On Monday 15 June 2009 04:44:21 Rodrigo Costa wrote:
OpenLdap group,
I'm having a possible issue that could be a problem. I have a DB with
around 4 million entrances. In my slapd.conf I use the following cache
constraints :
#Cache values
cachesize 10000
dncachesize 3000000
idlcachesize 10000
cachefree 10
Your idlcachesize might be too small for your cachesize (but, you don't say
which backend you are using). You haven't listed any Berkeley DB tuning.
I'm also running the system in 2 machines in MirrorMode without problems
about this configuration.
My DB has exactly 3882992 entrances. In this way the dncachesize is
smaller than the number of records. After I move the dncache constraint
to a size smaller than the number of records(memory concern) I start to
have some issues related with ldapsearch, for example.
After the number of entrances in cache match the constraints(always pass
a little) the system hangs for new searches. It appears to be for
records "not yet" cached. If a record not cached is searched the
ldapsearch bind but hangs during search. One example can be seen below :
[root@brtldp11 ~]# time ldapsearch -LLL -x -D
"cn=admin,ou=CONTENT,o=domain,c=fr" -w secret -b
"ou=CONTENT,o=domain,c=fr" -H ldap://10.142.15.170:389
'pnnumber=+554184011071'
real 0m40.140s
user 0m0.003s
sys 0m0.001s
Just after I press CTRL-C the command stopped. It would stay forever in
this state. This happens after I ldapsearch the full DB and cache is
filled.
But, not every entry in the DB is cached. slapd needs to access the remaining
entries by some means to determine if they match the filter or not.
If I then search this same record in the mirror I have the return
very
fast. See example :
[root@brtldp11 ~]# time ldapsearch -LLL -x -D
"cn=admin,ou=CONTENT,o=domain,c=fr" -w secret -b
"ou=CONTENT,o=domain,c=fr" -H ldap://10.142.15.172:389
'pnnumber=+554184011071'
dn:
pnnumber=\2B554184011071,uid=1219843774965\2B554184011071,ou=REPOSITORY,ou
=CONTENT,o=domain,c=fr
subpnid: 0
pntype: 2
pncaps: 7
objectClass: phoneinfo
pnnumber: +554184011071
real 0m0.257s
user 0m0.002s
sys 0m0.003s
Most likely because the OS filesystem cache has the index cached in memory. You
may want to consider filling the OS filesystem cache (e.g. by copying files
larger than the total system memory) to check ...

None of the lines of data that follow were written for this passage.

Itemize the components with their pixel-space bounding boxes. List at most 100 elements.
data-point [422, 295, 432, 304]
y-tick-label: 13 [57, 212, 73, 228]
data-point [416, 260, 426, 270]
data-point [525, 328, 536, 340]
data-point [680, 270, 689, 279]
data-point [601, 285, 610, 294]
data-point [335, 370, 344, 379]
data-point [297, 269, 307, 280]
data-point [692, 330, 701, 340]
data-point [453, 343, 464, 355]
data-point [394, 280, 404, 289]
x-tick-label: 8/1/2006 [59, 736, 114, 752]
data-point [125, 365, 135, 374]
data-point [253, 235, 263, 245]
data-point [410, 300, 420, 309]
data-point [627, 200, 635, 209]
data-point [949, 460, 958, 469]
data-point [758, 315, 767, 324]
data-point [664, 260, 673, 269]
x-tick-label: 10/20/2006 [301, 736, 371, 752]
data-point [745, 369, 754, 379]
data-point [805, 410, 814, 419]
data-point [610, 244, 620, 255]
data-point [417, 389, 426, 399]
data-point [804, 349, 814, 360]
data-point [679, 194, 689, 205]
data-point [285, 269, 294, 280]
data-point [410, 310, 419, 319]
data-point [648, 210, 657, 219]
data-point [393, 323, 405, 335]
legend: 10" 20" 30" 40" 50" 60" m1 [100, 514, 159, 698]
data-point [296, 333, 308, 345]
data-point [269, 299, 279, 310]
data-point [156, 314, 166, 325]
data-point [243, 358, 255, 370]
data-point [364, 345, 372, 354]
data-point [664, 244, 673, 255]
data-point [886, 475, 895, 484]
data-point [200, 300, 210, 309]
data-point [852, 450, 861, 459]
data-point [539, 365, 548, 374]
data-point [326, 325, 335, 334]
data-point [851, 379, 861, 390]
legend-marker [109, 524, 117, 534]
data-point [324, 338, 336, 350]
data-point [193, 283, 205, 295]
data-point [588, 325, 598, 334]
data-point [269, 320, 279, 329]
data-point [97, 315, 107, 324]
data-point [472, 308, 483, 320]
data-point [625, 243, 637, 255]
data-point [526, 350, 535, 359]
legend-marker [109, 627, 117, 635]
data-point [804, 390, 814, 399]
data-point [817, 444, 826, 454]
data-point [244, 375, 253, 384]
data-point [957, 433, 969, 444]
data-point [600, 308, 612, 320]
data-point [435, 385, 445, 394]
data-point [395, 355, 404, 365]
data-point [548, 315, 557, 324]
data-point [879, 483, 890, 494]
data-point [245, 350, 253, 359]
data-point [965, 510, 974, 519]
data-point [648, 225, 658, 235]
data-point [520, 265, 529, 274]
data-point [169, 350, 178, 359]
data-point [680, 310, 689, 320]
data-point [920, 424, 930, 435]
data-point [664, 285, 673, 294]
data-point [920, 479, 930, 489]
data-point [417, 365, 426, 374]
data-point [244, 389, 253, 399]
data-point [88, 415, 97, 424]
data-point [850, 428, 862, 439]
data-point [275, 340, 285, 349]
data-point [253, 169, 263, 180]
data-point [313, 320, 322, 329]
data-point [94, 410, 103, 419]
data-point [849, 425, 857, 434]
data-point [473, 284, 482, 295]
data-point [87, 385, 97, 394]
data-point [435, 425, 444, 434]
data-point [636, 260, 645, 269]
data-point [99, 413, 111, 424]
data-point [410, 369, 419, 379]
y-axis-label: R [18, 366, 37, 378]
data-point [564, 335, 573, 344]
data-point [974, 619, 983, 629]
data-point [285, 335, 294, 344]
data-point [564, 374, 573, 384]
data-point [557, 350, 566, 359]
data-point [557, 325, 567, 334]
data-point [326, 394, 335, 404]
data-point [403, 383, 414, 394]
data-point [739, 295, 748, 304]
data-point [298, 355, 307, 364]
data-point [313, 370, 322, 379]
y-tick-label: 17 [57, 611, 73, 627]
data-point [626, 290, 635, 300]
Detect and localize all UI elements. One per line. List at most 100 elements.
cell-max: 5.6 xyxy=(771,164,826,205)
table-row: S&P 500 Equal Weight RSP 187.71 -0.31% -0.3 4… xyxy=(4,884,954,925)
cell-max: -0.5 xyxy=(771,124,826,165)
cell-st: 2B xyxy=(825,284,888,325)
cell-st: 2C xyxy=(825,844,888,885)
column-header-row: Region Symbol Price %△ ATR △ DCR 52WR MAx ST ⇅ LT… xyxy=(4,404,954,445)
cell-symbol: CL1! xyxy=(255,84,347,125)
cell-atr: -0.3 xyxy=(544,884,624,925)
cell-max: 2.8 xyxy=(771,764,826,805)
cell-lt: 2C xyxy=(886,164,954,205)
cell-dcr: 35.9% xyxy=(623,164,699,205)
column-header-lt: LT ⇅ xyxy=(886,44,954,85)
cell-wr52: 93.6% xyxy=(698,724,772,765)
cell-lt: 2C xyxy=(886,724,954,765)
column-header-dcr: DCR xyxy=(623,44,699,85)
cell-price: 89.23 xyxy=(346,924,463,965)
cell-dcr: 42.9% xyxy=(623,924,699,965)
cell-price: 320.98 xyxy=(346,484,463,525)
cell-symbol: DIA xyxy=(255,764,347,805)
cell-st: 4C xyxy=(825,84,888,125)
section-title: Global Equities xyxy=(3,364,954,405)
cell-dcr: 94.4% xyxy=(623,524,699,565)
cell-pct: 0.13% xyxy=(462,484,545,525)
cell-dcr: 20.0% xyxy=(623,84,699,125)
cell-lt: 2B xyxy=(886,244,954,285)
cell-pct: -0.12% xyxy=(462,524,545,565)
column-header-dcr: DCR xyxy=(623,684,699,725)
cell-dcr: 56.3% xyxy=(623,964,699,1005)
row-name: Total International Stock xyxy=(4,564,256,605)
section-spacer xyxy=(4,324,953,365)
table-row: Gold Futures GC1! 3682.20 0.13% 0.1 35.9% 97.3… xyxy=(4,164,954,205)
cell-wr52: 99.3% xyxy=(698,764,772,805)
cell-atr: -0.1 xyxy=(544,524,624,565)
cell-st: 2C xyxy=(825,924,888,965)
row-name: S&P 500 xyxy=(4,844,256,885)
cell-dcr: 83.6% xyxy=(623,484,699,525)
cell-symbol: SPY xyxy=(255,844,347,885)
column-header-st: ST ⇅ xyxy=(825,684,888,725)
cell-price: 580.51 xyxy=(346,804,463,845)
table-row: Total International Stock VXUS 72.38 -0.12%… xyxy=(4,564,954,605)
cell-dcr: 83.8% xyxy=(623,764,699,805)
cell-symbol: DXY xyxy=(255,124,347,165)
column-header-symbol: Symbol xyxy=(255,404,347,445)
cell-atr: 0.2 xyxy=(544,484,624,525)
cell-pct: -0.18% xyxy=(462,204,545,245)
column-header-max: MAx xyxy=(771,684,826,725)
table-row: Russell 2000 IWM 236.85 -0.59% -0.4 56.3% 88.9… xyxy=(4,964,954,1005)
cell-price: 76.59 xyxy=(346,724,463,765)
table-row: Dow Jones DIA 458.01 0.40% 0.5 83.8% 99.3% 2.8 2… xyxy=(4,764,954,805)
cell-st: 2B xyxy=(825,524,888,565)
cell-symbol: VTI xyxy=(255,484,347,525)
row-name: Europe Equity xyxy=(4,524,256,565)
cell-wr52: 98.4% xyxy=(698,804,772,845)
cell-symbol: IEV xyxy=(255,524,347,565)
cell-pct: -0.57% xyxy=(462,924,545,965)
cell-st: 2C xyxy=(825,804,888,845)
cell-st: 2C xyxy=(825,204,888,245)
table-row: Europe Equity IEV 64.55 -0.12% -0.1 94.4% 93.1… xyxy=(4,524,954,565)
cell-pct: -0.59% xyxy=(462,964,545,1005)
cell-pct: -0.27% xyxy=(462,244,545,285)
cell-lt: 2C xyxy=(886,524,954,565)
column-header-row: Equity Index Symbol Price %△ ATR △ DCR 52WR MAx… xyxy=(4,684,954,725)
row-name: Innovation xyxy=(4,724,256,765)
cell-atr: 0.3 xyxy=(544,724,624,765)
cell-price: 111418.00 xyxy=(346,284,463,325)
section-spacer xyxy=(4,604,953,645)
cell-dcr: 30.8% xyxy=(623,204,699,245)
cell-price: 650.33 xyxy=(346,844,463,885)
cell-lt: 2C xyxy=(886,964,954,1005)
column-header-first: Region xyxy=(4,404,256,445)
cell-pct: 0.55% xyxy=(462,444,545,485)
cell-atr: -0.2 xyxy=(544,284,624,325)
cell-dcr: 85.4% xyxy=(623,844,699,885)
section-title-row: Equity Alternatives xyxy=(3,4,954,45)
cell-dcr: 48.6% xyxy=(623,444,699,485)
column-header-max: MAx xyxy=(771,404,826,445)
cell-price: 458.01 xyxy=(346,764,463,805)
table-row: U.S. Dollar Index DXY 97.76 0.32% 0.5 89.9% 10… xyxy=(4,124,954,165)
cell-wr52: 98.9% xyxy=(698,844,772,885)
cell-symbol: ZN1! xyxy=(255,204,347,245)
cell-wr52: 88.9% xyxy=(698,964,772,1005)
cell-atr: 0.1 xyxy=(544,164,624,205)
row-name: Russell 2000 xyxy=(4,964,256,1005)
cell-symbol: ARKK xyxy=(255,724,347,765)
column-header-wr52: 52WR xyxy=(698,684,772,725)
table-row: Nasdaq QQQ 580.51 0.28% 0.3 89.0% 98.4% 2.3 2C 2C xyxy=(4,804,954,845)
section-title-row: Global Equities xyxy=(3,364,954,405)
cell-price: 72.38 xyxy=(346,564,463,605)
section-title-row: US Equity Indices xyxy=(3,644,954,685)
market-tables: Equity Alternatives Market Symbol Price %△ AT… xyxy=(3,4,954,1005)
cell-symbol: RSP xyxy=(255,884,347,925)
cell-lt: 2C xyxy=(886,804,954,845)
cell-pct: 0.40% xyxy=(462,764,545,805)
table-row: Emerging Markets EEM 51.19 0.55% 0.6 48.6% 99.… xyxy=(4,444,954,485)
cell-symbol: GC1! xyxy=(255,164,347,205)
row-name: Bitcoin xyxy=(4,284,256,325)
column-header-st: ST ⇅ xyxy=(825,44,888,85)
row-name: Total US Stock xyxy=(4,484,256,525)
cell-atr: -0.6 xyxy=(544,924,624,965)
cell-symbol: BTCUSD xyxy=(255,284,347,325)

So this is doesn't appear to be a record problem since also both
systems
are in mirror mode. Also the return is in a reasonable time, in around
257 miliseconds. After cached it can even be faster.
What is cached? Cached in which cache? Are you sure? How did you check?
See the number of entrances I could search before system hangs :
[root@brtldp12 ~]# wc -l /backup/temp2.txt
3078804 /backup/temp2.txt
How did you populate this file? With what search (specifically the filter).
The number was 3,078,804 records since even dncache boundary is
3,000,000 it always pass a little.
Appears that if a cache boundary is smaller than number of DB records
slapd can hang when searching for new records not yet cached. Since I
have multiple DBs with this order of records I needed to impose this
boundary smaller than the number of records. My expectation was some
performance degradation after cache is filled but not that system could
hang(at least for non cached records).
You may be thrashing the Berkeley DB cache, if your indexes are too big for
the cachesize you have set in DB_CONFIG (if you haven't then the default of
256k is definitely way too much for 3 million records).
Also, the fact that you seem to only be searching on the naming attribute may
be giving you a false idea of the real performance of your directory within
the dncachesize limits (I am not sure if slapd can answer searches on the
naming attribute faster from the dn cache than searchs on a non-naming
attribute ...).
After this situation happens the slapd process does not ends
correctly
only after kill -9 is given in the process.
I would like to know if someone already passed by this situation and I
believe it can be easily reproduced with cache configuration smaller
than the number of records. I believe any DB in this situation could
reproduce the same behavior.
Anyone running an OpenLDAP directory with the bdb or hdb backend with more
than 10 000 entries who doesn't know what their Berkeley DB configuration is
like in terms of DB cache is looking for problems.